Rev. Ted Huffman

An early St. Pat's Celebration

In the days when we lived in Chicago there were quite a few police officers in that city with Irish-American ancestry. Most also had Roman Catholic religious roots as well. It was rumored in those days that anyone wearing a clerical collar, Catholic or Protestant was safe from receiving a fine for a minor traffic infraction, “Aye, father, we were hoping that you might be willing to slow down a wee bit, and won’t you be saying a prayer for the boys in blue while you’re at it.”

In those days we had a friend, John, who was raised in Boston. John believed that Boston had a better St. Patrick’s Day celebration than Chicago, but he was the only one we knew who shared that opinion. Chicago was pretty good at getting into its March 17th celebration. One year while we were living there a group of us had taken a trip to Wichita, Kansas to staff a church retreat. We had driven a rental car and I was selected to return the car. With my usual concentration on the business of student life, I had failed to notice that the day to return the car was St. Patrick’s Day. It took two hours to get from Lake Shore Drive to the rental agency in downtown Chicago, driving a convoluted route to get around the various street barricades and spending most of the time stalled in gridlocked traffic.

It was said, in those days, that the corner of State and Madison was the busiest intersection in the world. It was in the heart of downtown Chicago, the zero point of the Chicago street numbering system. It was the location of the giant Marshall Field’s department store. So, of course, the intersection was the ideal place for a St. Patrick’s Day parade. Chicago didn’t just host a parade for the day, however. There was the matter of repainting the stripes in the street green to match the colors of Ireland. Then there was the process of dyeing the Chicago River green. Mayor Daley himself - not the recent one, but his father who served as Mayor for 21 years - donned his green sash and led the parade, walking with other politicians down the street.

Ah, but that was then and this is now, as they say.

They held the Chicago parade and dyed the river green yesterday, March 12, 2016, instead of waiting for the 17th because it is easier to provide traffic control on a Saturday when things aren’t quite as busy in downtown Chicago. That kind of a consideration wouldn’t have happened back in the days when we lived there. But then, I’m getting old and old people tend to reminisce about the days gone by.
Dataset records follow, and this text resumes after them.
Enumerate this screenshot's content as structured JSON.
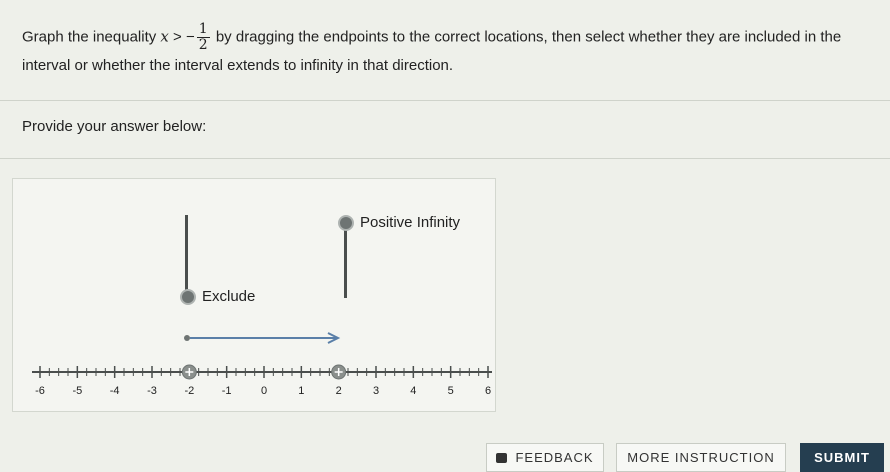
{
  "prompt": {
    "before": "Graph the inequality ",
    "variable": "x",
    "operator": " > −",
    "frac_num": "1",
    "frac_den": "2",
    "after": " by dragging the endpoints to the correct locations, then select whether they are included in the interval or whether the interval extends to infinity in that direction."
  },
  "provide_label": "Provide your answer below:",
  "tools": {
    "positive_infinity": "Positive Infinity",
    "exclude": "Exclude"
  },
  "number_line": {
    "min": -6,
    "max": 6,
    "tick_labels": [
      "-6",
      "-5",
      "-4",
      "-3",
      "-2",
      "-1",
      "0",
      "1",
      "2",
      "3",
      "4",
      "5",
      "6"
    ],
    "handle_positions": [
      -2,
      2
    ],
    "colors": {
      "line": "#4a4e4d",
      "handle": "#8a8f8c"
    }
  },
  "buttons": {
    "feedback": "FEEDBACK",
    "more_instruction": "MORE INSTRUCTION",
    "submit": "SUBMIT"
  }
}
Patrick, the patron saint of Ireland, lived in the 5th century. We know more about him from legend than from actual history. It is said that once, when he was holding a 40-day fast on a hilltop, he banned all snakes from Ireland forever. The feat seems less impressive considering the fact that there is no evidence that there were ever any snakes in post Ice Age Ireland. It is probably more likely that he actually did use a three-leafed Shamrock as in illustration of the Christian trinity, though in that case, three was already a very significant number to Irish people and he probably didn’t have a hard time with that particular lesson. In pagan Ireland, three was considered to be a sacred number. There were many triple deities and that fact is said to have aided Patrick in his evangelical efforts. The concept of trinity was already engrained in the people’s minds. As to the legend of his walking stick turning into a living tree, I have no particular information. The legend is that at Aspatria it took so long for the people to learn the dogma that he was teaching that his stick, which had been stuck into the ground, sprouted roots.
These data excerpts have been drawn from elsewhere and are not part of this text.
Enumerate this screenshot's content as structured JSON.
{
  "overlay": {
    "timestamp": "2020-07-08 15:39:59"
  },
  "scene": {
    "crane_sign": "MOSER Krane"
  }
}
All of that was in the 5th century. The 20th century was nearly three-quarters past when we were in Chicago. You didn’t have to be Catholic and you didn’t have to be Irish to be offered a glass of green beer and invited to celebrate on March 17. It was, in those days, Chicago’s biggest spring festival. If you’ve spent a winter in Chicago, you can understand why they need a spring festival. The occasion of St. Patrick’s day gave the city an excuse to clean up all of the sand and salt from winter plowing and freshen up the city in preparation for Easter, though it could be argued that St. Patrick’s Day was a bigger celebration than Easter in Chicago in those days.

Times have changed, but I guess the parade was still a lot of fun yesterday with bands and gymnasts and Irish dancers and plenty of flag twirlers. And they did dye the Chicago River green for the occasion. I watched an Internet video of the event. The bagpipers were even playing Dropkick Murphy’s “I’m Shipping Up to Boston.”

I'm a sailor peg
And I've lost my leg
Climbing up the top sails
I lost my leg!

I'm shipping up to Boston whoa
I'm shipping up to Boston whoa
I'm shipping up to Boston whoa
I'm shipping off...to find my wooden leg

It probably makes more sense after a wee bit o whiskey, but Chicago is still Chicago and they were having a good time in Chicago yesterday.

One of Chicago’s most famous Irish immigrants was Catherine O’Leary, owner of a cow who is said to have started the Great Chicago Fire of 1871:

Late last night when folks were all in bed
Mrs. O’Leary took a lantern to the shed
And when the cow kicked it over, this is what she said,
“There’ll be a hot time in the old town tonight!
Fire! Fire! Fire!”

Our friend John’s opinions aside, Chicago does a pretty good job with its celebrations and this year they’re more than a week ahead of Boston, where the Annual St. Patrick’s Day Parade won’t be on March 17th, either, but rather March 20. I guess Bostonians don’t mind combining Palm Sunday and St. Patrick. After all they both involve showing a bit of green.

I wouldn’t know for sure. Although I never made a point of it when we lived in Chicago, I’m thinking that my Irish ancestors would have been wearing orange.